I was at Dulles airport, May 25, 1972, along with thousands of other interested people, for a Travel related exposition, Transpo 72.
"On May 25, 1972, veteran test pilots Anthony LeVier and Charles Hall transported 115 crew members, employees, and reporters on a 4-hour, 13- minute flight from Palmdale, California, to Dulles Airport outside Washington, D.C., with the TriStar’s AFCS feature engaged from takeoff roll to landing. It was a groundbreaking moment: the first cross-country flight without the need for human hands on the controls. Fly-by-wire technology was here to stay." source: Lockheed Martin.
The Lockheed Tristar had serious, external events that crippled the company, such as the bankruptcy of Rolls Royce, the manufacturer of the only engine that would fit the central tail mounted engine housing.
The humans monitoring taxied to the runway, lined up, and pushed the 'Go' button, and the plane departed per a SID, joined the low, then hi altitude air routes, flew to the east, descended into the arrival routing, and landed. The Captain pushed the stop button, and taxied to the desired location on the ramp. Obviously, the FAA fully co operated in this flight plan, filed for the whole flight, no changes.
The state of the art mostly electro mechanical analog computers were very primitive compared to those we have today, but were capable of very high quality control of the control surfaces from outputs of the gyro's and navigation radio's. The digital matrixes properly coordinated such tasks as raising and lowering the landing gear. A combination controlled thrust and braking.
The Douglas DC 10 was old state of the art, came to market sooner, and cost much less, except on fuel efficiency. Fuel was much cheaper in those days.
Part of the Lockheed problem could have been the lack of skilled maintenance personnel to keep that equipment at top performance. I have had training in that field, in power plants that produce 250,000,000 watts from a single generator, we held out put voltage to less than 0.1 volt from the setting, hour after hour, untouched by the operators. Combustion air fuel balance was held to less than 1% oxygen, and no CO2 from the stack, while burning a train car load of coal per hour. All that was the result of tightly maintained analog computers, in the 1960's.
I think that aterpster has flown the Tristar, but the auto takeoff and auto land were not active on the planes he flew.
Airbus has heavily transferred the equipment failure response into their computer, there are many fewer switches and valves that the pilot can use for control of systems, and with the installation of local precision augmented GPS, plus locally updated taxi diagrams, auto taxi should be simple, relative to a few years ago.
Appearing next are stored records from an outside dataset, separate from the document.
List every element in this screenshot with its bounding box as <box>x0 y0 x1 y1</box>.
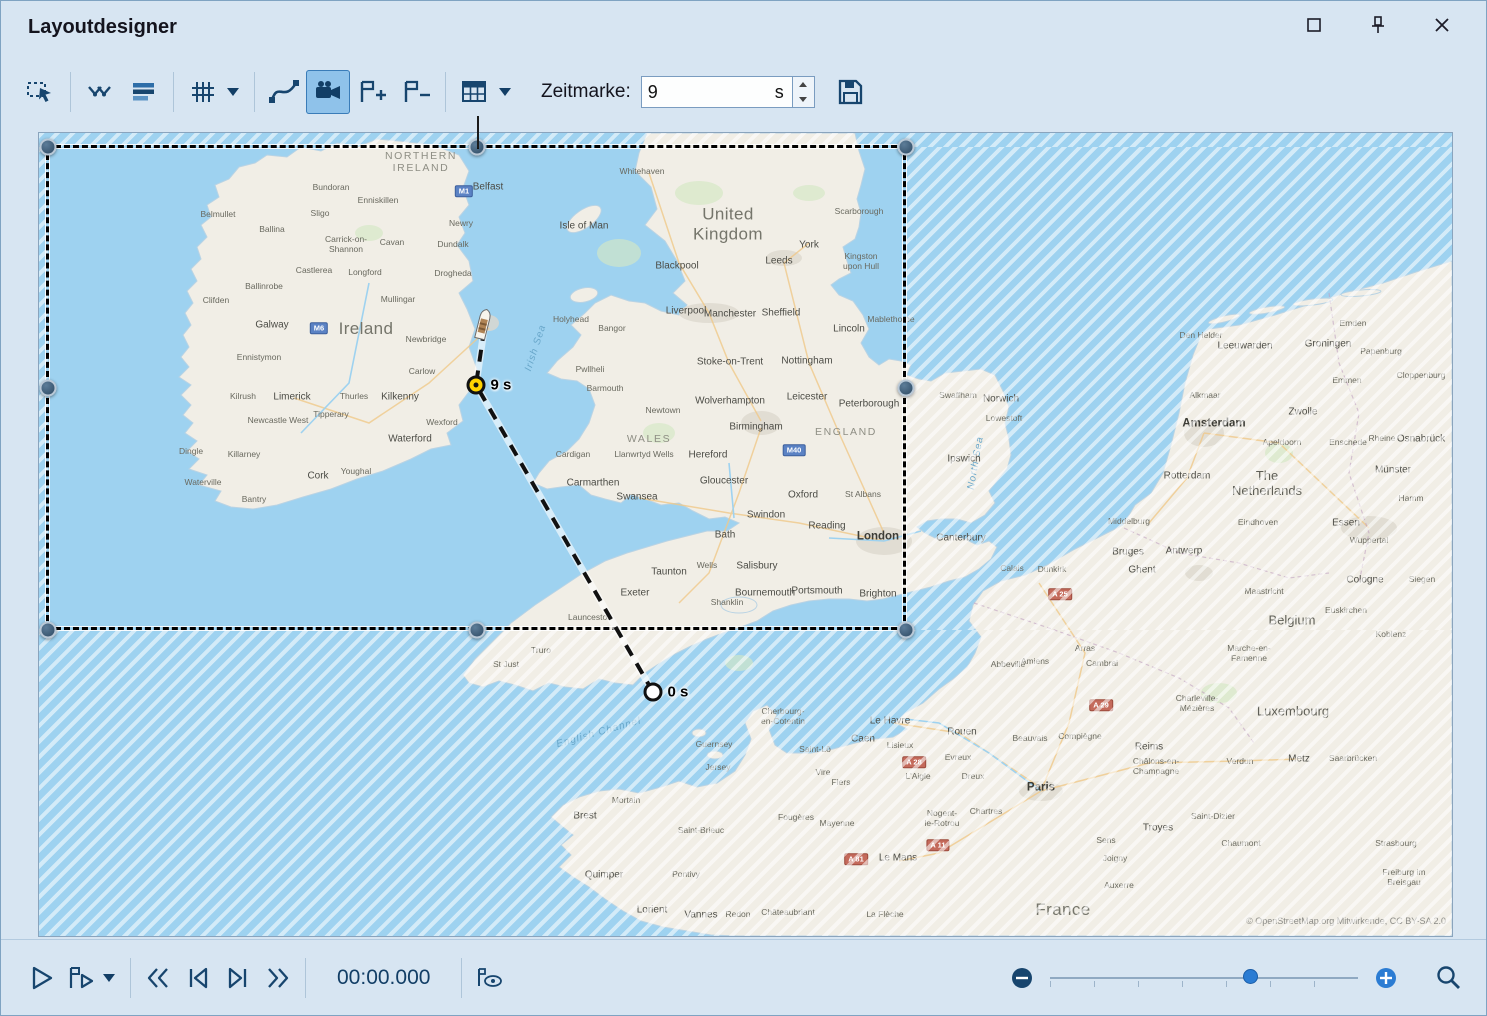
selection-handle-top-right[interactable] <box>898 139 915 156</box>
zoom-slider[interactable] <box>1050 965 1358 991</box>
play-from-marker-icon <box>66 964 96 992</box>
zeitmarke-spinner <box>793 76 815 108</box>
add-keyframe-icon <box>356 78 388 106</box>
zoom-slider-thumb[interactable] <box>1243 969 1258 984</box>
selection-handle-top-left[interactable] <box>40 139 57 156</box>
route-marker-0s-label: 0 s <box>668 684 689 701</box>
map-base <box>39 133 1452 936</box>
toolbar: Zeitmarke: s <box>19 65 1468 119</box>
time-display: 00:00.000 <box>337 966 430 990</box>
path-curve-button[interactable] <box>262 70 306 114</box>
next-frame-button[interactable] <box>218 958 258 998</box>
zoom-out-icon <box>1010 966 1034 990</box>
pin-icon <box>1370 16 1386 34</box>
previous-frame-icon <box>184 964 212 992</box>
maximize-button[interactable] <box>1300 11 1328 39</box>
transport-separator <box>461 958 462 998</box>
layoutdesigner-window: Layoutdesigner <box>0 0 1487 1016</box>
selection-handle-middle-right[interactable] <box>898 380 915 397</box>
land-isle-of-wight <box>721 597 757 613</box>
grid-dropdown-arrow[interactable] <box>227 88 239 96</box>
save-layout-button[interactable] <box>829 70 873 114</box>
toolbar-separator <box>70 72 71 112</box>
select-tool-button[interactable] <box>19 70 63 114</box>
route-marker-9s-label: 9 s <box>491 377 512 394</box>
rewind-icon <box>144 964 172 992</box>
map-canvas[interactable]: © OpenStreetMap.org Mitwirkende, CC BY-S… <box>38 132 1453 937</box>
layer-list-icon <box>129 78 159 106</box>
path-curve-icon <box>268 77 300 107</box>
route-marker-0s[interactable]: 0 s <box>644 683 663 702</box>
title-bar: Layoutdesigner <box>1 1 1486 59</box>
maximize-icon <box>1306 17 1322 33</box>
timetable-dropdown-arrow[interactable] <box>499 88 511 96</box>
fast-forward-button[interactable] <box>258 958 298 998</box>
close-icon <box>1434 17 1450 33</box>
zoom-fit-button[interactable] <box>1432 958 1466 998</box>
titlebar-buttons <box>1300 11 1456 39</box>
preview-eye-icon <box>474 964 504 992</box>
selection-handle-bottom-right[interactable] <box>898 622 915 639</box>
camera-icon <box>313 78 343 106</box>
remove-keyframe-button[interactable] <box>394 70 438 114</box>
zoom-controls <box>1008 958 1466 998</box>
timetable-icon <box>460 78 490 106</box>
route-marker-9s[interactable]: 9 s <box>467 376 486 395</box>
preview-eye-button[interactable] <box>469 958 509 998</box>
magnifier-icon <box>1435 964 1463 992</box>
pin-button[interactable] <box>1364 11 1392 39</box>
play-options-dropdown-arrow[interactable] <box>103 974 115 982</box>
fast-forward-icon <box>264 964 292 992</box>
zoom-in-icon <box>1374 966 1398 990</box>
camera-view-button[interactable] <box>306 70 350 114</box>
zoom-slider-ticks <box>1050 981 1358 987</box>
zeitmarke-label: Zeitmarke: <box>541 81 631 103</box>
route-connector-line <box>477 116 479 148</box>
grid-tool-button[interactable] <box>181 70 225 114</box>
keyframe-chevrons-button[interactable] <box>78 70 122 114</box>
window-title: Layoutdesigner <box>28 16 177 39</box>
keyframe-chevrons-icon <box>85 78 115 106</box>
previous-frame-button[interactable] <box>178 958 218 998</box>
zeitmarke-input[interactable] <box>642 82 775 103</box>
close-button[interactable] <box>1428 11 1456 39</box>
land-jersey <box>707 751 723 759</box>
grid-icon <box>188 78 218 106</box>
selection-handle-middle-left[interactable] <box>40 380 57 397</box>
play-icon <box>27 964 55 992</box>
transport-bar: 00:00.000 <box>1 939 1486 1015</box>
remove-keyframe-icon <box>400 78 432 106</box>
zeitmarke-input-group: s <box>641 76 793 108</box>
toolbar-separator <box>254 72 255 112</box>
transport-separator <box>305 958 306 998</box>
spinner-up-button[interactable] <box>793 77 814 92</box>
play-button[interactable] <box>21 958 61 998</box>
next-frame-icon <box>224 964 252 992</box>
play-from-marker-button[interactable] <box>61 958 101 998</box>
layer-list-button[interactable] <box>122 70 166 114</box>
transport-separator <box>130 958 131 998</box>
land-guernsey <box>692 729 706 737</box>
select-icon <box>26 78 56 106</box>
zeitmarke-unit: s <box>775 82 784 103</box>
toolbar-separator <box>173 72 174 112</box>
zoom-out-button[interactable] <box>1008 958 1036 998</box>
save-icon <box>836 77 866 107</box>
rewind-button[interactable] <box>138 958 178 998</box>
zoom-slider-track <box>1050 977 1358 979</box>
zoom-in-button[interactable] <box>1372 958 1400 998</box>
selection-handle-bottom-middle[interactable] <box>469 622 486 639</box>
timetable-button[interactable] <box>453 70 497 114</box>
selection-handle-bottom-left[interactable] <box>40 622 57 639</box>
spinner-down-button[interactable] <box>793 92 814 107</box>
toolbar-separator <box>445 72 446 112</box>
add-keyframe-button[interactable] <box>350 70 394 114</box>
John Deere uses that kind of augmented GPS to steer their tractors with such precision that the planter runs within 3 INCHES of the cultivator cuts. The farmer plots the edges of the field by driving around it, and sets the row and seed spacing, the John Deere does the rest, monitored by the farmer in the airconditioned cab, studying for his remote college course.
Today, the problem as I see it is that the FAA ATC must have a fully automated route and altitude control set up for the whole trip, in advance, and then adjust the clearance into the flight control computer, with the approval of the "Pilot monitoring", as the plane advances through the system. Unless another plane fails to comply with the clearance they received on the ground, no adjustments would be needed. Only the high volume airports would be likely to have much adjustments, but a missed approach would there cause a lot of "Recalculating"!
If the pilot died, no problem, the plane simply flies as now if communication is lost, per the last clearance received AND ACKNOWLEDGED. Other enroute planes would be route adjusted to keep that route available until the plane and dead pilot reaches the destination.
Perhaps the head cabin attendant would be equipped with a cockpit key, and would be advised to check on the unresponsive pilot? We do need to take care of Plan B!
This concept would be based on algorithms similar to email routing, with shortest route as the prime concern, and weather avoidance a close second. The airline's requested route and altitude would be the starting point, as they would have done a weather adjusted route, and altitude optimized for fuel burn.
Note that AI is not in this concept.